Mais recentemente, o diário norte-americano The Huffington Post publicou uma matéria sobre a crise da corrupção que assola a política do Brasil, avaliando que a condenação e possível prisão de um ex-presidente, potencial candidato para as eleições do próximo ano, levará o país a uma crise ainda maior. De acordo com Post, quem pode estar em posição de capitalizar com a queda de Lula é Jair Bolsonaro.

“Existe a preocupação de que essas forças autoritárias possam se aproveitar desta situação”, disse Bruno Brandão, gerente de país da Transparência Internacional´- uma organização sem fins lucrativos de combate à corrupção – ao Huffington Post. “Por todo o significado global das crises em curso no Brasil, este é o principal motivo de preocupação para o Brasil”, finaliza.

Pesquisa

A última pesquisa do Datafolha, publicada em 26 de junho deste ano, destaca a colocação de Jair Bolsonaro e Marina Silva (Rede) em segundo lugar na disputa pela liderança, que está ocupada pelo ex-presidente Luiz Inácio Lula da Silva (PT) nos cenários de 1º turno da eleição presidencial de 2018.

A pesquisa aponta ainda que o deputado pelo PSC também se destaca entre os mais jovens (tem 23% das intenções de voto, ante 32% de Lula e 18% de Marina).
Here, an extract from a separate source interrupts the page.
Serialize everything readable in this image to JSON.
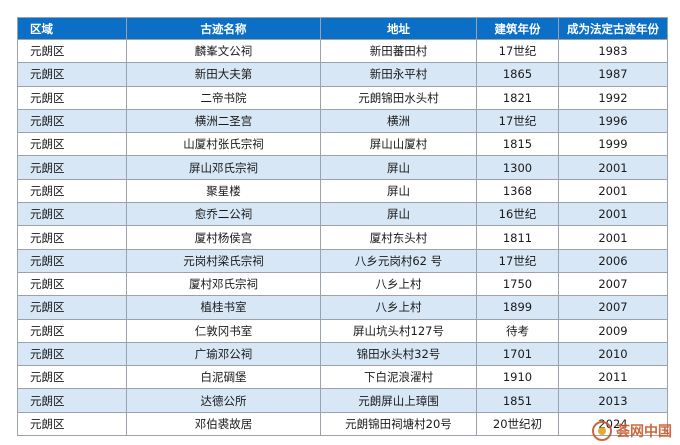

E em classes onde a renda familiar varia de 2 a 10 salários, Bolsonaro ganha terreno: na parcela com renda família de 2 a 5 salários, ele tem 20%, ante 24% de Lula e 16% de Marina. Entre quem tem renda de 5 a 10 salários, Bolsonaro vai a 25%, à frente de Lula (19%) e Marina (10%). Entre os mais ricos, com renda mensal familiar superior a 10 salários, ele tem 20%, ante 12% de Lula e 8% de Marina.

“Dado o aumento nas pesquisas, e algumas bandeiras defendidas pelo deputado, é óbvio que há certo conservadorismo em parte do eleitor. Sempre houve uma preocupação, inclusive de candidatos considerados viáveis, de ter uma postura mais cautelosa com assuntos polêmicos. Quando as pessoas assumem um radicalismo, seja para um lado quanto para o outro, é porque existe uma parcela da sociedade que mostra aderência. No mínimo, o assunto ganha espaço e evidência, e isso acaba encorajando discursos similares ao dele, ainda que de forma tímida”, finalizou Cristiano Noronha.